I was going through some pictures of mine to share with you all and found one of the Minnie Winnebago we lived out of for five years. When we first became homeless and started living out of it, my youngest was only one and half years old. My oldest was only about 9 years old then. To my youngest, the rv was home. It wasn’t until we came to Caly’s that I realized just how much of an impact the rv was on my youngest until the first night over here she said..”I don’t like it in here, I want to go back to OUR house, the rv.” That’s when it hit me that her memories of what “home” is are based on the three of us living out an old Minnie Winnebago. She was only 21 feet long from bumper to bumper but she was ours and as long as I took care of her, she took care of us.
See at the time, I couldn’t afford childcare as it was $900.00 a month for both kids and my rent was only $460.00. Add to this the absence of child support and losing your job because you slipped a disc in your back and voila! You have the makings of homelessness. I knew it was coming and in April of 2004, we moved from a two-bedroom apartment into the Minnie. All the furniture we had I either sold at a yard sale or donated to neighbors and thrift stores. Everything else went into a small storage unit. What little money I had I used for gas while waiting to get food stamps and basic health care through the state. In the meantime, I knew I had to find work and fast!
I managed to find a part-time job working for a now extinct newspaper plant in Kent. My shift started at midnight and the place had its own private parking lot that was fairly secure. The plant was in a rural area so it was quiet and I made sure to park the rv where I could see it from the warehouse windows. My kids slept while I worked and in the morning, I would drive to the nearest grocery store to get them something for breakfast before taking my oldest daughter to school. She was so embarrassed by the rv that she would ask me to park down the street so she could walk to school and not be seen by her classmates. I did so.
During this time, I had managed to save a little money to let my youngest daughter have a birthday party. We got lucky that year and had an unusually early summer and to hide the fact that we couldn’t afford a “real birthday party”, I invited friends and relatives to a neighborhood park for a “Summer Time Theme Party.” I found some balloons at a dollar store (in fact I think the paper plates and decorations were all from a dollar store!) and did the best I could at decorating a covered picnic area. I was able to borrow a friend’s kitchen to bake a “Hello Kitty” cake and to make it look store-bought, I went down to a local grocery store and to my surprise, they gave me a plastic cake box for free. To this day, my youngest has no idea that I made it and she still considers her fifth birthday party to be the best birthday she’s ever had!
I had parked the rv on the far side of the park so as not to bring attention to how we were living. From looking at these pictures, could you?
As for my oldest..well the memories aren’t so fond. For her, living out of the rv was a nightmare with no end in sight. She didn’t care about going to school since school was a never-ending exercise in dread.

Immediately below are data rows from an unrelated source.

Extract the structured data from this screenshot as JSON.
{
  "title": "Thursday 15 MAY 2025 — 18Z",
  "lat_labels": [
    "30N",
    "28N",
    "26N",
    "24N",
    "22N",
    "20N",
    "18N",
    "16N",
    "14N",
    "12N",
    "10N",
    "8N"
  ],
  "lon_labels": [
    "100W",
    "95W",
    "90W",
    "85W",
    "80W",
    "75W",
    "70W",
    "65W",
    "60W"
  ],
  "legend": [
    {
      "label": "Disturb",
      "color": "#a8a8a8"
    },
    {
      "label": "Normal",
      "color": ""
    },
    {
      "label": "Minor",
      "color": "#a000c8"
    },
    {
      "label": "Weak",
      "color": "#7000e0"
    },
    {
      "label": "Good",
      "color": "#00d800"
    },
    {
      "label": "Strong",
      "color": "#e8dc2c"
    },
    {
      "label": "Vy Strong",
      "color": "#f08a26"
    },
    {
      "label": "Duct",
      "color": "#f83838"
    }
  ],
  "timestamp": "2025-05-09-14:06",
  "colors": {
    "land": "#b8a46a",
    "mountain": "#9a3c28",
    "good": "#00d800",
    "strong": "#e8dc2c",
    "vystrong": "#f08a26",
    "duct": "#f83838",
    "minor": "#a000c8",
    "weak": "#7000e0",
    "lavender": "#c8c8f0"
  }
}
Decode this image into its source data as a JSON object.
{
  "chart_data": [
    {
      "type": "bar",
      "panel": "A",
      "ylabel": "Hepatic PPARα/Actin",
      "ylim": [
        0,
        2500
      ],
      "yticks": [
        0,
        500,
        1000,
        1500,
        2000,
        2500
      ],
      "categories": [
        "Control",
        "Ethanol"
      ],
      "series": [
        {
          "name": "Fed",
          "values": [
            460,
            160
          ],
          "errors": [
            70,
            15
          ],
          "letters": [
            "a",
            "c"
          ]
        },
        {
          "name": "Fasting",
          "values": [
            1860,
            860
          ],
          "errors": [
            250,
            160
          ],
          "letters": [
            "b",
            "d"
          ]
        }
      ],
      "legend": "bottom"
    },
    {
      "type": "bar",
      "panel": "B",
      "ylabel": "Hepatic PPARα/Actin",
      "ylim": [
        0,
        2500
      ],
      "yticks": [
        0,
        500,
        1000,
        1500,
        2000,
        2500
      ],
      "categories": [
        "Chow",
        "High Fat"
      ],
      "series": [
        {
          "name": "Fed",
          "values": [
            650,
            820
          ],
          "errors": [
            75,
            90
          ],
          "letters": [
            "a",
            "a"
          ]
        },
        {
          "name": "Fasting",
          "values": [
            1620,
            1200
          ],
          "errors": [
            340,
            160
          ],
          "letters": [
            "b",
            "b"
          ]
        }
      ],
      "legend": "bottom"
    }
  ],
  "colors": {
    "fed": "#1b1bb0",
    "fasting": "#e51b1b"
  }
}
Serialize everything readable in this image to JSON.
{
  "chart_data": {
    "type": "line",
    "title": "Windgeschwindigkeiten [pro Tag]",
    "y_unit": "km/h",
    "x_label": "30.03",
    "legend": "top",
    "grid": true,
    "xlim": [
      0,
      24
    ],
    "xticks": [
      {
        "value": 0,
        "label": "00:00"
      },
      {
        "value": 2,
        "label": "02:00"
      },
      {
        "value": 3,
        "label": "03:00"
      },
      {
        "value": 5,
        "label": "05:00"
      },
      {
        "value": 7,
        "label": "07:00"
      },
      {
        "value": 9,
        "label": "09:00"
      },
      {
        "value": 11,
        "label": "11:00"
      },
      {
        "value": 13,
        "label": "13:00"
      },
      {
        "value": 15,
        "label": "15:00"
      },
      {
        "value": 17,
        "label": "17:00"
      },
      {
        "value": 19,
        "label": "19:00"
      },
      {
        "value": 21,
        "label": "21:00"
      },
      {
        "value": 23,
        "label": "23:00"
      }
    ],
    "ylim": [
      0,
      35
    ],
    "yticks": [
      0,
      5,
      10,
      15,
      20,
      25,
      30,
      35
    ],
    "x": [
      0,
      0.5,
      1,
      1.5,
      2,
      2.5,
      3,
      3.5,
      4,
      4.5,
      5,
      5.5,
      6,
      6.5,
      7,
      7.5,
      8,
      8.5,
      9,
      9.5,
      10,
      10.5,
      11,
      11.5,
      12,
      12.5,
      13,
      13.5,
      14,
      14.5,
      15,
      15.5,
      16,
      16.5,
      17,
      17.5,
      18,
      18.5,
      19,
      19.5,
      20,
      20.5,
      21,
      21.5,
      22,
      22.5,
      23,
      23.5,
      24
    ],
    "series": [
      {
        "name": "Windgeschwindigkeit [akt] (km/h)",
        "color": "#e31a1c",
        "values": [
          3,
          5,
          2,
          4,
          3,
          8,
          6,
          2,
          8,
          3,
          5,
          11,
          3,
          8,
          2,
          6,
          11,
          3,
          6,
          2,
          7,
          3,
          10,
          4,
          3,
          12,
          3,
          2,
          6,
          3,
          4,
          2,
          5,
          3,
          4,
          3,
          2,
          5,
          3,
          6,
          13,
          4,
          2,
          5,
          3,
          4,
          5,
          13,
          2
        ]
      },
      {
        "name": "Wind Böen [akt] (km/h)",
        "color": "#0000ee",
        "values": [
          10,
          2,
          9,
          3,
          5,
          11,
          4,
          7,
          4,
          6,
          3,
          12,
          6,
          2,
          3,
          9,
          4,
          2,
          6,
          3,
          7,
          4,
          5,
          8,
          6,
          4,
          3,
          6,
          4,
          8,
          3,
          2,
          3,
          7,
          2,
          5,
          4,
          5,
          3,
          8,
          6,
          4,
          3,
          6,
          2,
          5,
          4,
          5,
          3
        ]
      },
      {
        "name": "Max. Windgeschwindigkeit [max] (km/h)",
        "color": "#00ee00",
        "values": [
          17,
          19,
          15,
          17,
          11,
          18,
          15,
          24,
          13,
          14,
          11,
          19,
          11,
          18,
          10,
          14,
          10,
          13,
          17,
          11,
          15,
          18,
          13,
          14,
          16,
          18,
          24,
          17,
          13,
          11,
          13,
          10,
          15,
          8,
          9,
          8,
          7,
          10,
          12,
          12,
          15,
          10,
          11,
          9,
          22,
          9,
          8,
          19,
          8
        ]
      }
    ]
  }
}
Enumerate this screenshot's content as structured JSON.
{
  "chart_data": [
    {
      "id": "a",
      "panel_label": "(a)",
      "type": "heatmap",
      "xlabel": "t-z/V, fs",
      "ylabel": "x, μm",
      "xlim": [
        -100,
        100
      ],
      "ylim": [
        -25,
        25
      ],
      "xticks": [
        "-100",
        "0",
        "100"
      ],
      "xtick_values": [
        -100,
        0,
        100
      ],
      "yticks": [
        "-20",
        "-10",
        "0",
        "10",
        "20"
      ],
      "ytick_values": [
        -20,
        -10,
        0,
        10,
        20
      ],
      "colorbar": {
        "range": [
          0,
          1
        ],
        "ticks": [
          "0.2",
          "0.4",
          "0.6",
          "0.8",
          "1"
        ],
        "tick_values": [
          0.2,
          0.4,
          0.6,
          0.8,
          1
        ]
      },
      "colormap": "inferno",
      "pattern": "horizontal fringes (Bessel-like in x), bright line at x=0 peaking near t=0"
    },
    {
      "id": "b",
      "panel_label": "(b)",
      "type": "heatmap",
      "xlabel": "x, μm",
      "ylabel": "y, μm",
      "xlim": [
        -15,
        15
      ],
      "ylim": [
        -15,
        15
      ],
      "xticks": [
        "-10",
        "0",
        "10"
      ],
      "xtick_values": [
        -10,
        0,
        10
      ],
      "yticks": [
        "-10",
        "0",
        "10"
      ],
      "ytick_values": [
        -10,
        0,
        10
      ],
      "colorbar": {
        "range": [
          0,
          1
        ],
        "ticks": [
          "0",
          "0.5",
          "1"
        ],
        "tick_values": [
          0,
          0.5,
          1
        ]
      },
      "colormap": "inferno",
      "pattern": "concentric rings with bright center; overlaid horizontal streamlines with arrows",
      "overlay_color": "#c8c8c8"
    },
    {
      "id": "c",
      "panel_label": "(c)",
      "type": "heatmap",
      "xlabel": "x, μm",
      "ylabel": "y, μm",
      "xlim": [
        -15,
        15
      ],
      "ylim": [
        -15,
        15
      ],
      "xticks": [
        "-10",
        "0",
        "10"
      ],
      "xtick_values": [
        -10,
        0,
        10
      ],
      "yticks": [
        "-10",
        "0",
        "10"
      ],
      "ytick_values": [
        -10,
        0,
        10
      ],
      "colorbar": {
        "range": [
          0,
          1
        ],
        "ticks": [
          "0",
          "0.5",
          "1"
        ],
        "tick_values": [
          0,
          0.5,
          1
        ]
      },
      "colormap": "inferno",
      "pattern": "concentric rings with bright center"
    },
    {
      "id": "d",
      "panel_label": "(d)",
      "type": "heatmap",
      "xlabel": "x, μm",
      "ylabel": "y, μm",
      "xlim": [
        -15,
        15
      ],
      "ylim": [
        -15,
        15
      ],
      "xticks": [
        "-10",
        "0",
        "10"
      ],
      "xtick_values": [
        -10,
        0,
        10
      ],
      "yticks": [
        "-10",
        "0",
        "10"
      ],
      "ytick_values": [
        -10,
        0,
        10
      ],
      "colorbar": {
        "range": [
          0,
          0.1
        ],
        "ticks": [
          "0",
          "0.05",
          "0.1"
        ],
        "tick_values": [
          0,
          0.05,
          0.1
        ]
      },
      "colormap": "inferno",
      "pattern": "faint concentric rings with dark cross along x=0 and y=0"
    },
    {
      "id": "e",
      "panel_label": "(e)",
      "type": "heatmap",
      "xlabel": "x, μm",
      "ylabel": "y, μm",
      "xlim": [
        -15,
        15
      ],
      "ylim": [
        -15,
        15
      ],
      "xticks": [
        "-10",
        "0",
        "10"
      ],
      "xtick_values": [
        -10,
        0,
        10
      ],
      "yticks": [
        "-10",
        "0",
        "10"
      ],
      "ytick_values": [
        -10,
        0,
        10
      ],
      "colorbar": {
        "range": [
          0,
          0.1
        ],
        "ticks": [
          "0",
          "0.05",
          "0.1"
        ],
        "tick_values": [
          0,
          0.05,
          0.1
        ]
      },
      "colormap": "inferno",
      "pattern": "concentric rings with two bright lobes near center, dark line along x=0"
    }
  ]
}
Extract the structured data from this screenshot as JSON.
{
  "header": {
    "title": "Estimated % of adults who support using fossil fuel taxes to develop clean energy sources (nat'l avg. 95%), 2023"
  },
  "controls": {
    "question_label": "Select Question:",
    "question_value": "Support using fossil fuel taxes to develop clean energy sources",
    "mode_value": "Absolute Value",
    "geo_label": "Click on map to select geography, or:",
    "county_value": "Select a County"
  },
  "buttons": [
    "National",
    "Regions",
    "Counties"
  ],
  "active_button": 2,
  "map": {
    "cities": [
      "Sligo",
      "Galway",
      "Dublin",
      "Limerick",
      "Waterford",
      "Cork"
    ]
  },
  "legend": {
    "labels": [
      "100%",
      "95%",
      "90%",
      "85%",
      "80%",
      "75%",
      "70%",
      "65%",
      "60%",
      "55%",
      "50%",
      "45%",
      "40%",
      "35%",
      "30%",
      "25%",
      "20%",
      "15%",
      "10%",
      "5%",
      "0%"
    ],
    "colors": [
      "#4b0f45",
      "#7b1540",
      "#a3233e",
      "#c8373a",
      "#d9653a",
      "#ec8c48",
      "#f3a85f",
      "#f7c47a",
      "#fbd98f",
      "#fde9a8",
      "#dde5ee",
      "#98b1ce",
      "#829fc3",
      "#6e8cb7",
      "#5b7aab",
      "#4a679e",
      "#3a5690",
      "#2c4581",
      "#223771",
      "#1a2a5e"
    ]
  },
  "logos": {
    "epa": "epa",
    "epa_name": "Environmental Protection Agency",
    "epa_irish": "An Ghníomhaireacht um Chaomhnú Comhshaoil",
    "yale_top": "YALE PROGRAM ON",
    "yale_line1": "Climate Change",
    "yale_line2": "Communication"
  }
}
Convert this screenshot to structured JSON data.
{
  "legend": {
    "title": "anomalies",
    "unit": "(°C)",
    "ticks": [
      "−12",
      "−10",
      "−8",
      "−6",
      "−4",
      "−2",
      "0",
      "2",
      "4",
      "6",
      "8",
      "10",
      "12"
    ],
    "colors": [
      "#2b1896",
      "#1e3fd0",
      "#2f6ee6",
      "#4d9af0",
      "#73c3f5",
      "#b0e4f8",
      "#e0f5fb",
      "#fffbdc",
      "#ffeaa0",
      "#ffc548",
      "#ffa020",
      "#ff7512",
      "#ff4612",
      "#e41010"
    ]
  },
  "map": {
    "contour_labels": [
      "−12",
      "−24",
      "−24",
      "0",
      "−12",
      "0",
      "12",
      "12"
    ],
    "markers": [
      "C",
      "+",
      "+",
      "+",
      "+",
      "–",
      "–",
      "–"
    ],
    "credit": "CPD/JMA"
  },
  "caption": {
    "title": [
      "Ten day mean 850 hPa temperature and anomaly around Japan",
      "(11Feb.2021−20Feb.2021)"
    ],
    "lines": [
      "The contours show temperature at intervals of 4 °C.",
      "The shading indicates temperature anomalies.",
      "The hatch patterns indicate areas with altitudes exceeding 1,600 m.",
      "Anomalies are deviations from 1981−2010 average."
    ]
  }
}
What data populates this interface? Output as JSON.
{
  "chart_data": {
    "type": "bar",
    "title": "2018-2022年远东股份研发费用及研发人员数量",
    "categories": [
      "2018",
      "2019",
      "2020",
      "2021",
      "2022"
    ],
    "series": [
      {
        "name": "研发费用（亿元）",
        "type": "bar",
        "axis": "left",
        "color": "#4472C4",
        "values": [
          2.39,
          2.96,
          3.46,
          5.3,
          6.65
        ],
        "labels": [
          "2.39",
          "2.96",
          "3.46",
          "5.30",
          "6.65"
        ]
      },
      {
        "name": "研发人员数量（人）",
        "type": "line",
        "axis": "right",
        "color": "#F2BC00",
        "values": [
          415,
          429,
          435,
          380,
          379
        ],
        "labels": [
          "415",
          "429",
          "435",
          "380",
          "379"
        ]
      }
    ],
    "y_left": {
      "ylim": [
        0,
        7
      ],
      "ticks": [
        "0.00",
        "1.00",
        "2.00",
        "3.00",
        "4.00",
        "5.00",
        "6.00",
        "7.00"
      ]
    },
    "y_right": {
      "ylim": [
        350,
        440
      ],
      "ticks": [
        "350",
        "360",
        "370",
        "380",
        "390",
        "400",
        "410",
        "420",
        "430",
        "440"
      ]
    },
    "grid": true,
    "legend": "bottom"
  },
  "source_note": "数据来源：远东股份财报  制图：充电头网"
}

What if her peers found out she lived in a run down rv? This pic pretty much sums up her attitude about living out of a vehicle:
I know it’s been hard for them both and I have done everything I could to keep them busy with all the other activities in life that everyone else has but all that seems to hinge on money. You need money for gas, money to eat, money to do just about everything but the one thing money could not buy was me. It wasn’t long after these photos were taken that I landed a job in financial services with a national company. They didn’t know I had another job working nights at the newspaper and I had no intention of telling them until my body forced me to. That’s when the migraine seizures started. I can remember leaving my day job feeling a little funny. A friend and supervisor caught me by the arm and asked me if I was alright. She was about to call an ambulance but I shook it off and said I could drive myself to the nearest hospital. I almost made it up Smith hill in Kent when the left side of my body went numb. The first thing I thought was that I was having a stroke because I couldn’t feel the left side of my arm and I was trying to drive steer with my right. My symptoms got worse as I drove on but I was able to call my friend who had just started babysitting for me to tell her that I was parking the rv at a local garage. Thank goodness her husband knew the garage owner and he allowed me to park the rv at his shop until I got back from the E.R. . By the time my babysitter’s husband got me to the emergency room, my speech was slurred and I was vomiting. I couldn’t move my hands and he had to help me sign forms. I stayed at the hospital for six hours.
I don’t remember much after that except for when I woke up in my babysitter’s room. She was holding my head up trying to get me to drink something. It took me two weeks to be able to stand up but I was so dizzy I couldn’t stay up without help. The pain in my head was like a jack hammer but I was determined to get back to my rv because I could not afford to have it towed.
Eventually, Minnie needed more repairs than I could afford so last July, I sold her to a mechanic living out of his car. I got him to tell me his story and he said he just got out of a bad divorce and he was living out of his car at his place of employment in Seattle. His employer knew he was homeless with his dog and at least the garage was safer than the streets. I sold the rv to him for $200.00. At least this guy could fix it better than I could.
It was only by a sheer stroke of luck that Caly’s neighbor decided to give us a free mini van….with a dying transmission! Ah well….even so, guess it is the thought that counts.
So long Minnie! May you serve your new owner well!